In our village house we have a clock in the living room which sits on a shelf in a corner next to the bathroom. It’s a cheap affair, bought for about 200 baht at Nong Khai’s Indo-China market on the Mekong River. Why I bought it heaven knows.
Wonderful Wi has three ladies wristwatches, two of which I bought for her and the other is her showpiece one, secured after lengthy bartering for 800 baht at a night market in Hua Hin. When she does wear one of her watches I often wonder if it’s worn for appearance or to actually know the time, my guess is the former because in a Thai village does time really matter at all.
Time doesn’t seem to matter in Wilai’s village, at least that’s the impression I always get. For a long while I’ve had the feeling you could split time into two parts, day and night or better still light and dark.
The simplistic life of an Isaan villager is different to the western way. There are no last minute mad dashes to drive the kids to school or mid morning workouts at the gym, just work in the sun or a laze in the shade. The sun comes up and the sun goes down, time is what’s in between.
In Thailand a visit to a rural doctor or dentist is a case of showing up and waiting your turn, only a follow up appointment will require being on time. There are exceptions to when a Thai villager needs a grasp to the hour of day. Religious ceremonies, bus journeys and buying the freshest food from the market all depend upon being on time but there are means other than clock watching to making sure you aren’t late.
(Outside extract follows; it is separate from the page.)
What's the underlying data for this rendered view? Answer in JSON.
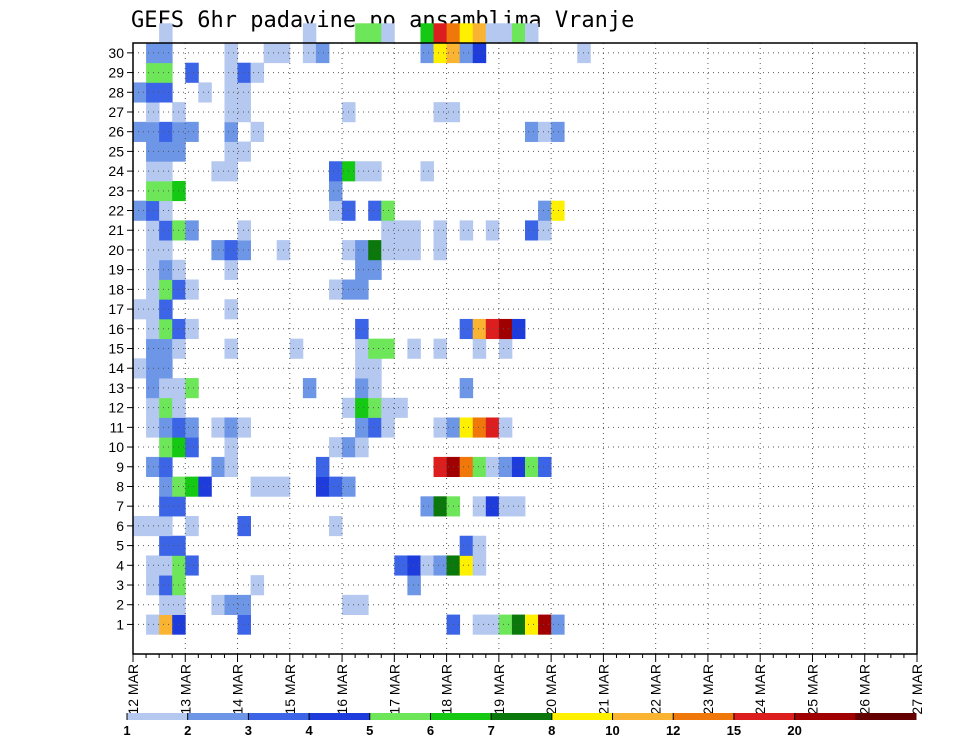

When I’m back home in the UK I am totally dependant on knowing the exact time and I initially found the Thai’s complete chosen ignorance of it to be strange, then I realized there are other ways to have an inkling to the present stage of the day. There are many events in Wilai’s village which occur on most days and pinpoint or at least give me a very good idea as to the time without having to look at a clock, watch or my mobile phone. Below is my 24 hour village clock.
- 04-30 The cockerels start crowing. In Thailand they believe the rooster crows at this time because he wants to be the first to greet the day’s rising sun. The cockerel wakes way before sunrise but lets everyone know it’s time to get up and join him.
- 06-00 If there are any public announcements to make the village headman will relay them over a very loud PA system.
- 06-45 The bell rings at the village temple as a reminder for those who wish to visit the Wat.
- 08-00 Thai TV plays the National Anthem.
- 13-30 This is the one part of the day I cannot be precise about but at around this time Wilai will start preparing Som Tum (spicy Thai salad).
- 03-30 School has finished and soon after happy youngsters make their way home or to wherever.
- 18-00 Once again Thai TV plays the National Anthem.
- 19-00 Depending on the time of year around seven in the evening darkness has fallen or the light is starting to fade.
- 20-25 The main Thai TV soaps start. You can guarantee the television will be on for them.
- 22-00 When I pull aside the living room curtains and can see the village bathed in a quiet and still darkness I know it’s at least ten at night and the country folk and roosters are asleep waiting for the next day’s sun to come up.
- Midnight The soi (street) dogs sometimes howl as they catch sight of a late night straggler returning home after hunting for frogs. If they howl real long and loud then you know there’s a ghost about, so the Thai’s say.
The experienced Thai eye relies on other conditions to fill the gaps between those listed above. The position of the sun and the length of the shadows are easy indicators of time. The herdsmen taking their cows to graze in the morning and on their return late afternoon are tell tale ones too, and the ice cream seller, fish man and the fruit and vegetable truck all have their way of letting you know how long is left of the day. Who needs a clock when you’ve got so much to watch. Tick tock.